Security researchers have discovered a way to remotely unlock and start a wide variety of Honda vehicles using an exploit that targets the vehicles’ key fobs. Honda has attempted to brush aside the claims, but the hack appears to be quite easily reproducible. Even a reporter from The Drive managed to test out the exploit and successfully hacked his own car. Researchers say there’s no way to guard against the hack and no way to determine if it happened to you.
The attack, which has been dubbed “Rolling Pwn,” targets a bug in Honda’s remote keyless entry system, exploiting the way vehicles transmit authentication codes between the car and the key fob. Using easily purchasable hardware, the researchers were able to digitally eavesdrop on and capture those codes, then redeploy them at will. This allowed them to easily unlock and start cars affected by the vulnerability, which included models from as far back as 2012 and as recent as 2022.

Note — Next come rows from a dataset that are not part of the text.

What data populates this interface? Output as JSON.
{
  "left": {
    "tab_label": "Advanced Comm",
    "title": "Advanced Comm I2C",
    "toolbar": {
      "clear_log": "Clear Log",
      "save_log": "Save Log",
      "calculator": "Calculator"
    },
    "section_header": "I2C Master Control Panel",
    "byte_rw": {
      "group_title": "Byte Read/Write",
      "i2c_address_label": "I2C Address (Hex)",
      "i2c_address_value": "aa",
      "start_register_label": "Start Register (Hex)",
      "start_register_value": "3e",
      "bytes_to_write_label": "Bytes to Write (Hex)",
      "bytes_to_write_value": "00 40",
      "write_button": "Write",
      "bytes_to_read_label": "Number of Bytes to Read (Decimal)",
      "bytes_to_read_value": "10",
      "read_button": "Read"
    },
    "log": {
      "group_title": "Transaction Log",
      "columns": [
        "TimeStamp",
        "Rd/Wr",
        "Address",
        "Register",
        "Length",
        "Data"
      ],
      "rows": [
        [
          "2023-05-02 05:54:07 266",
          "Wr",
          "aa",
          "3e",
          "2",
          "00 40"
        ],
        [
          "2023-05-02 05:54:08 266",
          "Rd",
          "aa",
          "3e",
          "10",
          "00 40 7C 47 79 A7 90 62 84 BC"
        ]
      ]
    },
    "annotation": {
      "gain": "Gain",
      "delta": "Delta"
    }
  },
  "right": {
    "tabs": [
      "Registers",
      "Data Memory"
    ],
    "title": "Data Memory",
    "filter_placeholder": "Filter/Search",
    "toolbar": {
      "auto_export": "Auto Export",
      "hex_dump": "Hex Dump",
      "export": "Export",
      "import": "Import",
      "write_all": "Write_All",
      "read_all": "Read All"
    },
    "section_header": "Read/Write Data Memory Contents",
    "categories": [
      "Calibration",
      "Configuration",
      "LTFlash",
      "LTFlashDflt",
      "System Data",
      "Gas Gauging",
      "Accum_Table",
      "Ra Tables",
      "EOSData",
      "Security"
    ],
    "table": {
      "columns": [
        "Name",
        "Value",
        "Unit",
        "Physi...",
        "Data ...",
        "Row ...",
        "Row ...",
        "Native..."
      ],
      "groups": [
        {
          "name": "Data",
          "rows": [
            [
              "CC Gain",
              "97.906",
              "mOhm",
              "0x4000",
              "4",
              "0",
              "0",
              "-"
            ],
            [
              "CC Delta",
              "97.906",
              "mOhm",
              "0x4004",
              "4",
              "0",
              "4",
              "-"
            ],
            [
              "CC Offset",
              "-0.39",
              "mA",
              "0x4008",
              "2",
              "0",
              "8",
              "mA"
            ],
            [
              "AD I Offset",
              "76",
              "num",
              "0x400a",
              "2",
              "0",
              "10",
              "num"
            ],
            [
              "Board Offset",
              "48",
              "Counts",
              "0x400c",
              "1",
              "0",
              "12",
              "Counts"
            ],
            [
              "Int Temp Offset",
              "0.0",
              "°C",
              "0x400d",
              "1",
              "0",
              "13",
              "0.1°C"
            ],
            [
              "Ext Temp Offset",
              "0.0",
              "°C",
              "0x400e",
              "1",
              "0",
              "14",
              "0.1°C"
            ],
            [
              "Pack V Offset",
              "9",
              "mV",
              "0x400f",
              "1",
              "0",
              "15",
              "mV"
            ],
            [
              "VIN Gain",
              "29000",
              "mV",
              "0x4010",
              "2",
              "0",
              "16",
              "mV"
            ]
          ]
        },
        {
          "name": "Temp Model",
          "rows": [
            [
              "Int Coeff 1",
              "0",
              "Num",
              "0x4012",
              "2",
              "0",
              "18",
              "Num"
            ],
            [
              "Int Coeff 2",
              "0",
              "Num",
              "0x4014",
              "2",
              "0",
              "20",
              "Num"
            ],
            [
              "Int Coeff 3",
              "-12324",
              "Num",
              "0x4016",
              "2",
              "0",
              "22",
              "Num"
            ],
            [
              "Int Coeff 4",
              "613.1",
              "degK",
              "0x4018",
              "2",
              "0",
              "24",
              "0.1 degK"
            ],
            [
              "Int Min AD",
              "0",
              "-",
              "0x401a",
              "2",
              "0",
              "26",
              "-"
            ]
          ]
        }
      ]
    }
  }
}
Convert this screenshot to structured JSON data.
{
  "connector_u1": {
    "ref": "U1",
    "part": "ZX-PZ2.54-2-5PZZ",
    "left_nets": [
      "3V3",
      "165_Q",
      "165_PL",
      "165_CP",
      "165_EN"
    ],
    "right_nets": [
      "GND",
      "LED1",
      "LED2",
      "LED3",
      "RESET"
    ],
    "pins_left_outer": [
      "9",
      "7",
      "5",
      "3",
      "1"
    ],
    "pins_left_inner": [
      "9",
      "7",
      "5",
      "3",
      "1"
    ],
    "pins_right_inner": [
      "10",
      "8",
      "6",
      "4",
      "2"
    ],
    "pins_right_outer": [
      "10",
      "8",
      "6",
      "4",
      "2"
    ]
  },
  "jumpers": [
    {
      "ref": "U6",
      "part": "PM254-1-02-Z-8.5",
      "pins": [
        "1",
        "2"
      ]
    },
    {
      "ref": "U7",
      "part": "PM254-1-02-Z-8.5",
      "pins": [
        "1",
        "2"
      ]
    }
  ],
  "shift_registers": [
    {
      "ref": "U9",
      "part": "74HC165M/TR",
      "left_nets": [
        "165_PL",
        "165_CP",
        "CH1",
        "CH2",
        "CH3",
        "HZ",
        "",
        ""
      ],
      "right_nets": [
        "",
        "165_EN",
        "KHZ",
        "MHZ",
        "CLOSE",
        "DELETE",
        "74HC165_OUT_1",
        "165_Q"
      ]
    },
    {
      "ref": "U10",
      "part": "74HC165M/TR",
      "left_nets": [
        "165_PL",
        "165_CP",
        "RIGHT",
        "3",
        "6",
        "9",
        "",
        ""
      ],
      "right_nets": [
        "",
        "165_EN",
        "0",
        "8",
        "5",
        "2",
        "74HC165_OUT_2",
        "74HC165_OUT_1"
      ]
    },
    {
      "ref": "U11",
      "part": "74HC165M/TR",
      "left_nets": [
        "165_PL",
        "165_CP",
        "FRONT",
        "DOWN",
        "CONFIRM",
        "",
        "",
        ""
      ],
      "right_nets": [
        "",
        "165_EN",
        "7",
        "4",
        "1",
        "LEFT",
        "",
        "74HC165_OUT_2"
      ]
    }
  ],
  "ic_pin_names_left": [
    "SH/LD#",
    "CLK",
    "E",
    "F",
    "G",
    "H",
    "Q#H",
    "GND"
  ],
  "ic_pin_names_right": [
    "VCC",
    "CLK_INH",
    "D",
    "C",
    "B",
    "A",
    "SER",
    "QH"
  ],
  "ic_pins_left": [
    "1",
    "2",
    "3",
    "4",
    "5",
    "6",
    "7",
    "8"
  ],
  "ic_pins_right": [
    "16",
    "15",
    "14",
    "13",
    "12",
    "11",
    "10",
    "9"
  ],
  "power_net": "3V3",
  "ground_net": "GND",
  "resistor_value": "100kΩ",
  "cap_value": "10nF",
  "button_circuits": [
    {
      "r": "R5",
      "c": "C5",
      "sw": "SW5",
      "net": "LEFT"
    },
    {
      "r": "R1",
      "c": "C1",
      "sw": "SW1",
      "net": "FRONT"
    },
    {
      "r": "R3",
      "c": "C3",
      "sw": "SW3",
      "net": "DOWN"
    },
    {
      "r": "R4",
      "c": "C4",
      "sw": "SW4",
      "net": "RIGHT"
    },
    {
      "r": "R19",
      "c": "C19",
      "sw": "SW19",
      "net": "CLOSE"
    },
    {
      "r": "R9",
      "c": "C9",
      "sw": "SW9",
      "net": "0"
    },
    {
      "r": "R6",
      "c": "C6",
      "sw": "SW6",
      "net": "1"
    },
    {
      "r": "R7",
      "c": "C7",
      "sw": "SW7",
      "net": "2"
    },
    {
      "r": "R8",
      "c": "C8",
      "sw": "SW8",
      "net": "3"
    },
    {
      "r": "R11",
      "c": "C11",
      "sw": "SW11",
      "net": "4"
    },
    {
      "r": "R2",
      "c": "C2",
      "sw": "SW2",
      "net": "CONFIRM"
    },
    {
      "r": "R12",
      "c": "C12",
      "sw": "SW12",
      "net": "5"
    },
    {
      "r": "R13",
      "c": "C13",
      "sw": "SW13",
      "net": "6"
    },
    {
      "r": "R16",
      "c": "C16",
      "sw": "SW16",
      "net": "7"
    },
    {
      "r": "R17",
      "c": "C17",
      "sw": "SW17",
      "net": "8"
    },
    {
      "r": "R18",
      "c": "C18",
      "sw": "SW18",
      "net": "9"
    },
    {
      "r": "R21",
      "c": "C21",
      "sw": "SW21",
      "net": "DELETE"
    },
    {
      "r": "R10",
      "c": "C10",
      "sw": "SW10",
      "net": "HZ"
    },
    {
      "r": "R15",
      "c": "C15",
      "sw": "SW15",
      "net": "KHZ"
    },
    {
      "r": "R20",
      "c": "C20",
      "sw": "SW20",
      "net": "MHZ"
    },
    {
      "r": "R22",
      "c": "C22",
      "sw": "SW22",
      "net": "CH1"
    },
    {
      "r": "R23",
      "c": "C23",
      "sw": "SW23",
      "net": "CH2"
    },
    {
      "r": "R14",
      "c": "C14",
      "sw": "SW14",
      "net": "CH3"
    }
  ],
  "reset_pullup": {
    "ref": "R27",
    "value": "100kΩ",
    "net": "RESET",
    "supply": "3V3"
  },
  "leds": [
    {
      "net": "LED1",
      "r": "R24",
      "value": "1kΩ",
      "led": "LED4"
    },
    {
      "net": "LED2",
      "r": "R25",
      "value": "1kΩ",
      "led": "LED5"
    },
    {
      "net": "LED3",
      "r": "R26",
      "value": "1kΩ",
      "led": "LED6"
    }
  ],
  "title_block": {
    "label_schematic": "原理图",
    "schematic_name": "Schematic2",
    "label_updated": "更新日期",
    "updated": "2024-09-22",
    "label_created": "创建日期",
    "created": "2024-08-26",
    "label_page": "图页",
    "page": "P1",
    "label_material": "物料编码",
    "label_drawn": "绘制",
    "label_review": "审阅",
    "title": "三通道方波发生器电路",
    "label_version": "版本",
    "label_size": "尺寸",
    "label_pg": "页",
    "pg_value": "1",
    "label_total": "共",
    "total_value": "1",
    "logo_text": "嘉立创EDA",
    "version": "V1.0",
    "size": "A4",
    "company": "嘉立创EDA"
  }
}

Quite disturbingly, there doesn’t appear to be any fix for this issue. A Common Vulnerabilities and Exposures (CVE) log has been entered, but it doesn’t list a patch. Even worse, the researchers write that there’s no way to tell whether someone has targeted your car with the exploit, as the “exploitation does not leave any traces in traditional log files.” In other words, someone could execute the exploit, rifle through your car, take it for a spin, park it where you left it, and, unless you caught them, you would have no way of knowing that anything happened except for a suspiciously low gas tank.
The issue was discovered by a pseudonymous researcher who goes by “Kevin2600,” and his research partner, Wesley Li. The research highly resembles — but differs slightly — from threat research on a similar Honda vulnerability that was discovered in March. The “Rolling Pwn” researchers write:
“The goal of our research was to evaluate the resistance of a modern-day RKE [remote keyless entry] system. Our research disclosed a Rolling-PWN attack vulnerability affecting all Honda vehicles currently existing on the market (From the Year 2012 up to the Year 2022),” the researchers wrote. “This weakness allows anyone to permanently open the car door or even start the car engine from a long distance.”
The research identifies the following models as being vulnerable to the exploit: 2012 Honda Civic, 2018 Honda X-RV, 2020 Honda C-RV, 2020 Honda Accord, 2021 Honda Accord, 2020 Honda Odyssey, 2021 Honda Inspire, 2022 Honda Fit, 2022 Honda Civic, 2022 Honda VE-1, 2022 Honda Breeze. However, other vehicles besides Honda could also be affected, researchers write.
Rob Stumpf, of The Drive, tested out the exploit for himself and shared a video of the hijacked car starting up:
I was able to replicate the Rolling Pwn exploit using two different key captures from two different times.
So, yes, it definitely works. https://t.co/ZenCB3vX5z pic.twitter.com/RBAO7ZtlXZ
— Rob Stumpf (@RobDrivesCars) July 10, 2022
Unfortunately, Honda doesn’t appear to be taking the research too seriously. Kevin2600 says that he reached out to Honda about the vulnerability he was told to contact customer service. When Vice News reached out, the company apparently sent them a statement claiming that the research was “old news.” A company spokesperson told the outlet:
“We’ve looked into past similar allegations and found them to lack substance. While we don’t yet have enough information to determine if this report is credible, the key fobs in the referenced vehicles are equipped with rolling code technology that would not allow the vulnerability as represented in the report. In addition, the videos offered as evidence of the absence of rolling code do not include sufficient evidence to support the claims…”
“As expected Honda denied the bug exists. So best luck to all Honda owners :P,” the researcher tweeted, following the publication of Vice’s story.
Gizmodo also reached out to Honda for comment and will update this story if it responds.